While Sheff is justifiably happy with the year’s results, he’s not entirely surprised. “I think,” he says, “that the results confirm what I’ve always heard about Holy Cross and now know first-hand. That the alumni/ae are passionate about the school and its mission. This is an institution that knows what it does best — provide a first-rate, Catholic, undergraduate, liberal arts education. This year’s National Chair, Michael F. Collins, M.D. ’77, called all donations an investment in tomorrow’s leaders. And he’s absolutely right.”

“We’re proud of our accomplishments this year,” says Sheff, “and more than that, we’re thankful. These results have simply raised the bar that much higher for next year. And I have every confidence we’re up to the challenge.”

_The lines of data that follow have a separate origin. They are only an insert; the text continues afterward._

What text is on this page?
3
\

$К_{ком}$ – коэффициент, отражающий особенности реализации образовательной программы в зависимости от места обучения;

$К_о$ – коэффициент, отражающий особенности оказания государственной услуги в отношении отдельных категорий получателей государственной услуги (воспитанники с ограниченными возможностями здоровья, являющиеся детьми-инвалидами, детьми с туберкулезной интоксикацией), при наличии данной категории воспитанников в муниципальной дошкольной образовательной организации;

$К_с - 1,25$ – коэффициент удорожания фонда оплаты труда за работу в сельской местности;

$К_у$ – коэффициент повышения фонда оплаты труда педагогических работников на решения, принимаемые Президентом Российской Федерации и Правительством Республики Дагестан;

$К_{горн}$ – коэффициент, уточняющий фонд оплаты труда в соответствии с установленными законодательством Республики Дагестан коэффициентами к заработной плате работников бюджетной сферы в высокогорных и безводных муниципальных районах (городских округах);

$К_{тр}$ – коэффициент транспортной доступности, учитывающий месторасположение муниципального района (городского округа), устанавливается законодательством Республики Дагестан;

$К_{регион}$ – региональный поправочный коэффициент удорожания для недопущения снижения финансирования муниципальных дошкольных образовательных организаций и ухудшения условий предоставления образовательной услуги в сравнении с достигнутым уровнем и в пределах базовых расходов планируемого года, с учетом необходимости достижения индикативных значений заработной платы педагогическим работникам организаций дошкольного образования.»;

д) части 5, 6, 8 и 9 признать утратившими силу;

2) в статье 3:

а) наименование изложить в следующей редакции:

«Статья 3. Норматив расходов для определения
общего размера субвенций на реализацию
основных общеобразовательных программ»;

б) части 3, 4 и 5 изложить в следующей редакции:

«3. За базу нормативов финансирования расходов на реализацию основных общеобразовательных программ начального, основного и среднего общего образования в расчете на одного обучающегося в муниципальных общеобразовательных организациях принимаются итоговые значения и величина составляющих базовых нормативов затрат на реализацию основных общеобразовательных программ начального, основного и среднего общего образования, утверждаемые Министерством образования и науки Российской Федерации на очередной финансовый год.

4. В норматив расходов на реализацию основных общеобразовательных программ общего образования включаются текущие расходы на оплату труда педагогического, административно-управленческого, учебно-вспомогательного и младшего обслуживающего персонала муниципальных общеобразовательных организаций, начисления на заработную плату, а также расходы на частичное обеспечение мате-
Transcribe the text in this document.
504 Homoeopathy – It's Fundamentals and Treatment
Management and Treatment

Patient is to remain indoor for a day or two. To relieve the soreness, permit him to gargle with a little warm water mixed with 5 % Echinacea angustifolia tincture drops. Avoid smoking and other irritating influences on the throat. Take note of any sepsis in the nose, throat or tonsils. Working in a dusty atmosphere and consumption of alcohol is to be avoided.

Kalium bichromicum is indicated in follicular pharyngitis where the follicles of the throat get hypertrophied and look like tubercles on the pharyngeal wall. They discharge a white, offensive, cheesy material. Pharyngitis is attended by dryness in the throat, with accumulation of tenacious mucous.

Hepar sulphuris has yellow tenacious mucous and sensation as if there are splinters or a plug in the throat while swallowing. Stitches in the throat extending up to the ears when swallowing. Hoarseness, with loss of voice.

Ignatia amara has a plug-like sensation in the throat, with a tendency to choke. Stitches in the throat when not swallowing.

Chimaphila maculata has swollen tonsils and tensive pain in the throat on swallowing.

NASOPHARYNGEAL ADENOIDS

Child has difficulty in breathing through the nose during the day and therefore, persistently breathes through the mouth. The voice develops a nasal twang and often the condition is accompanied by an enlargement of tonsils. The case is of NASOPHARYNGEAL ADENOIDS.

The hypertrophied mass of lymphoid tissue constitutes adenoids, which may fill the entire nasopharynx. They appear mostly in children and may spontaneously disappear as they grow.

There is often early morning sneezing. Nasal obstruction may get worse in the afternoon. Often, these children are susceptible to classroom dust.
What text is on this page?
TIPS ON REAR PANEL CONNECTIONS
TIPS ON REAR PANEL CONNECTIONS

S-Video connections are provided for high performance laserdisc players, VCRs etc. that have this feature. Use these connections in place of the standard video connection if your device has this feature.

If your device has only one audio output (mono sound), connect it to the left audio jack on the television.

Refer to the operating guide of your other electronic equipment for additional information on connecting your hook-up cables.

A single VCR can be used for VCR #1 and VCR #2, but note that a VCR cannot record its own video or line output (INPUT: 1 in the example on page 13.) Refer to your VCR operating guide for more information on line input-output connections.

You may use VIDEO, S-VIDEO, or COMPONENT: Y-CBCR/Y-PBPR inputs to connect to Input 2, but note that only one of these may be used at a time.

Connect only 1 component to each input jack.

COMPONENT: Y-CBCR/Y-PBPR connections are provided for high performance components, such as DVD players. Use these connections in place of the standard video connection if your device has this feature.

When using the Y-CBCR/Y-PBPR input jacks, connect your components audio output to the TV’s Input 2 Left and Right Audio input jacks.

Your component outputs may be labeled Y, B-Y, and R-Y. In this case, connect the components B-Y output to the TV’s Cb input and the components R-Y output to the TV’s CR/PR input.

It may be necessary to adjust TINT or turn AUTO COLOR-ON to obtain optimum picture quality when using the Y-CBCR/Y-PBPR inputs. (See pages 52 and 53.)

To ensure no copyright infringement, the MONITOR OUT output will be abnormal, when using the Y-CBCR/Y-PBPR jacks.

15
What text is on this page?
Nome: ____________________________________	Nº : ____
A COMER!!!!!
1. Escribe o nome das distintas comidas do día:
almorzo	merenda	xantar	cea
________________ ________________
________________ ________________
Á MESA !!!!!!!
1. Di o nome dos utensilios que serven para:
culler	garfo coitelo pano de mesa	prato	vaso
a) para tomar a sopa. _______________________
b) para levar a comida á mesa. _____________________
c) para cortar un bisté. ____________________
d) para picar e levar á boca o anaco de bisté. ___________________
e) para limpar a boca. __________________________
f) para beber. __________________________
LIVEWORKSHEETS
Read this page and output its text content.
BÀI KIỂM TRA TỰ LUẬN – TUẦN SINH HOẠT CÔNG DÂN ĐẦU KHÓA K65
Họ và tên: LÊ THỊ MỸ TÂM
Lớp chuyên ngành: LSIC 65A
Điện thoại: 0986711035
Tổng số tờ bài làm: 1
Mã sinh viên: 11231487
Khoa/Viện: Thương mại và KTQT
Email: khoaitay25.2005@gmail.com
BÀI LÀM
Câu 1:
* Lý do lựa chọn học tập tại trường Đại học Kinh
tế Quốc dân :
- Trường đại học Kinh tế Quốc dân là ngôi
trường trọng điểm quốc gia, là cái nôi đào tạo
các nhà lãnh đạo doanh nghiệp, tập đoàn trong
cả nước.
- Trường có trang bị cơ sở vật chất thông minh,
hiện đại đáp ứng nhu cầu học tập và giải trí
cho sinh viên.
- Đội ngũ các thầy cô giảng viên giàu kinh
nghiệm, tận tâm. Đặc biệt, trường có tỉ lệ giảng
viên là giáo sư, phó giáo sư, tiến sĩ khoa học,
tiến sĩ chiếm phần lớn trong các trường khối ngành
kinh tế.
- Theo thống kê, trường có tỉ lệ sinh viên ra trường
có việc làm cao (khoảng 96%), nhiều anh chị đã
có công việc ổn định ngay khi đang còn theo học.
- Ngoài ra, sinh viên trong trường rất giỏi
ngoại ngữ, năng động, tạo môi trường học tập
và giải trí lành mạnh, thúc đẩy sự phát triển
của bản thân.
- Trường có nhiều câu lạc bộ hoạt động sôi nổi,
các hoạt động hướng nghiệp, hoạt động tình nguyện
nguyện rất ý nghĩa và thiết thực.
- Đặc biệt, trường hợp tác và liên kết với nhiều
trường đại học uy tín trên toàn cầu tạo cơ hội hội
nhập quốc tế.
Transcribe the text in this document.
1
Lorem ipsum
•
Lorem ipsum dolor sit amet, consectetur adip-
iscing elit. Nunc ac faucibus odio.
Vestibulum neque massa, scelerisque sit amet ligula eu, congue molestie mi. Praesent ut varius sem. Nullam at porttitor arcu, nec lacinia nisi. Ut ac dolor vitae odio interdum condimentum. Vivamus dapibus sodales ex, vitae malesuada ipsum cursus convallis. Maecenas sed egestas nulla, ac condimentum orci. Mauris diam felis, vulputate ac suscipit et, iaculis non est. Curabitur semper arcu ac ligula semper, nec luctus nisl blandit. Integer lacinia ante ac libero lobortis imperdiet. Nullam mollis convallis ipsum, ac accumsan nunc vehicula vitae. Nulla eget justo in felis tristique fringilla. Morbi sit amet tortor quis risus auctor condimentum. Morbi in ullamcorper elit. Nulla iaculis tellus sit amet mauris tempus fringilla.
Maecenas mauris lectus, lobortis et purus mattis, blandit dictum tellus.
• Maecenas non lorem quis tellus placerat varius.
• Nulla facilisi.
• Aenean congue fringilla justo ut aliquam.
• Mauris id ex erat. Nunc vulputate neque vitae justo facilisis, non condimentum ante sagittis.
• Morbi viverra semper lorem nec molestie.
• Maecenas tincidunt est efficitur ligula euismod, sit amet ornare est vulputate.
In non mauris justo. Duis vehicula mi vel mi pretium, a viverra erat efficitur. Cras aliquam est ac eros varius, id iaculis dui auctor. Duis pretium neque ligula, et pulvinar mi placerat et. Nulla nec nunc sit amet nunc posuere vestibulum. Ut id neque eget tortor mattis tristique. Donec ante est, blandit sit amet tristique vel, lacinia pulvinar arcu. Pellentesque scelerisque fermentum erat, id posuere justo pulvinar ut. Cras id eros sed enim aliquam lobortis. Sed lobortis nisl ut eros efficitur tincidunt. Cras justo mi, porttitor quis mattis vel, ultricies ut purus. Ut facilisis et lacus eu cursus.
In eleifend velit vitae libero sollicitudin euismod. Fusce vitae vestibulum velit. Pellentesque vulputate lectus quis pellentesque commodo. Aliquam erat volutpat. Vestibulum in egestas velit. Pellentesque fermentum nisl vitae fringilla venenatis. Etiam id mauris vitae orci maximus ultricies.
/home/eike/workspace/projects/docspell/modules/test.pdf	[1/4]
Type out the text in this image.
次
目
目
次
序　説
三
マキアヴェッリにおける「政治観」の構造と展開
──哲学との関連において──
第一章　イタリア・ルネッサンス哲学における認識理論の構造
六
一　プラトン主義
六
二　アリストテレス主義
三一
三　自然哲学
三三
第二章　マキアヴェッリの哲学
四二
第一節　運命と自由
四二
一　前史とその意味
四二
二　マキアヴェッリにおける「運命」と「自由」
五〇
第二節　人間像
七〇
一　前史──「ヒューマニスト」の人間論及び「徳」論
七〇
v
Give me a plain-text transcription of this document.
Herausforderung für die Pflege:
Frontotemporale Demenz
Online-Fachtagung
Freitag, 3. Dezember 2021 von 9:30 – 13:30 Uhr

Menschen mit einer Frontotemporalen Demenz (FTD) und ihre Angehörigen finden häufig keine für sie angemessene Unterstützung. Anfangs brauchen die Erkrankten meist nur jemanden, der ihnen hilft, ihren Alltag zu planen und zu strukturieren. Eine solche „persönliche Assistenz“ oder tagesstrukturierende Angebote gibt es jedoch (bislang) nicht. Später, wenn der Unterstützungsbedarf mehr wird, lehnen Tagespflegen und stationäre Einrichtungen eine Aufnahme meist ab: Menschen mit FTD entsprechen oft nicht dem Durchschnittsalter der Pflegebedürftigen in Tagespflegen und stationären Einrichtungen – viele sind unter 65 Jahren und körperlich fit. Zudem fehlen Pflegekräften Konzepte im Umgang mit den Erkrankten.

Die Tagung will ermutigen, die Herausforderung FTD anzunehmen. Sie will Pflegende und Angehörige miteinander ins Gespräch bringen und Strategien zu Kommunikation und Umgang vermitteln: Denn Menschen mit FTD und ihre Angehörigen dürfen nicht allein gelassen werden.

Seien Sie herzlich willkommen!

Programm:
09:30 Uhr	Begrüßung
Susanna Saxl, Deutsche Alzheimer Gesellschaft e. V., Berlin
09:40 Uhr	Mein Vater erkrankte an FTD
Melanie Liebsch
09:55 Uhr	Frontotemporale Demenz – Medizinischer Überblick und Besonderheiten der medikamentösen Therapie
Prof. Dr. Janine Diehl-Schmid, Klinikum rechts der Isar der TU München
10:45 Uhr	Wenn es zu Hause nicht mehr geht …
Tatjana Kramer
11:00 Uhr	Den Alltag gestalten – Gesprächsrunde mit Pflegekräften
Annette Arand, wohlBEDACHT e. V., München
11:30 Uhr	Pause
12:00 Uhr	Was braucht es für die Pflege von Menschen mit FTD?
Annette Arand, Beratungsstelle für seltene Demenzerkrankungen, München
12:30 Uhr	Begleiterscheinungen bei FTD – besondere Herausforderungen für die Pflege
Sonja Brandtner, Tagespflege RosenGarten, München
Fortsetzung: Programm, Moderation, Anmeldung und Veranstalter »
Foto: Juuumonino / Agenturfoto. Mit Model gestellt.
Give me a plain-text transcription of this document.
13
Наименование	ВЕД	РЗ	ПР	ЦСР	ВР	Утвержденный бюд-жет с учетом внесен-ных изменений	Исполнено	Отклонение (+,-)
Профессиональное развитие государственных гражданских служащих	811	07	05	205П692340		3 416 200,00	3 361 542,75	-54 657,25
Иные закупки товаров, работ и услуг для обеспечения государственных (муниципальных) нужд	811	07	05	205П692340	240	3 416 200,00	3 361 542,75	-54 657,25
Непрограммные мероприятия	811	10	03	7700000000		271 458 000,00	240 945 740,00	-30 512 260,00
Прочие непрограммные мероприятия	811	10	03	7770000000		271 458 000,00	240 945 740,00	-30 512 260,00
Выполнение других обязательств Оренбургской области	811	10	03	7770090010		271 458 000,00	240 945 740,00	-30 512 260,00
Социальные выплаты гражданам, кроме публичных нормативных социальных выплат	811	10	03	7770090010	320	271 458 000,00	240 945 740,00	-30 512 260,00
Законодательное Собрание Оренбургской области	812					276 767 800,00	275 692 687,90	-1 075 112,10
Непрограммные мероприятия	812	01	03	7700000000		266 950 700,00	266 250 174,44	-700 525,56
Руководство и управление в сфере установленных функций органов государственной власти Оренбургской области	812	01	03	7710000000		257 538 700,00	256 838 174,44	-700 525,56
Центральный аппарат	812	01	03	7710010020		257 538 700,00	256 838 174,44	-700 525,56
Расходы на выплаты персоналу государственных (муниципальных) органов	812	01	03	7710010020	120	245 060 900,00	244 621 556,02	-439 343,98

The Development Year at a Glance

Total voluntary support: $19.0 million
Unrestricted annual giving: $5.8 million
Alumni participation: 51.1 percent
25th reunion class of 1973: $502,951
45th reunion class of 1953: $448,793
50th reunion class of 1948: $343,519
Parents’ Fund: $746,557


Fr. Reedy and 1973 Class Chairs

Presenting the Class of 1973 gift to Father Reedy at reunion are, from left, Class Chairs Edward P. Meyers and Gregory C. Flynn, and Gift Chair John J. Murphy.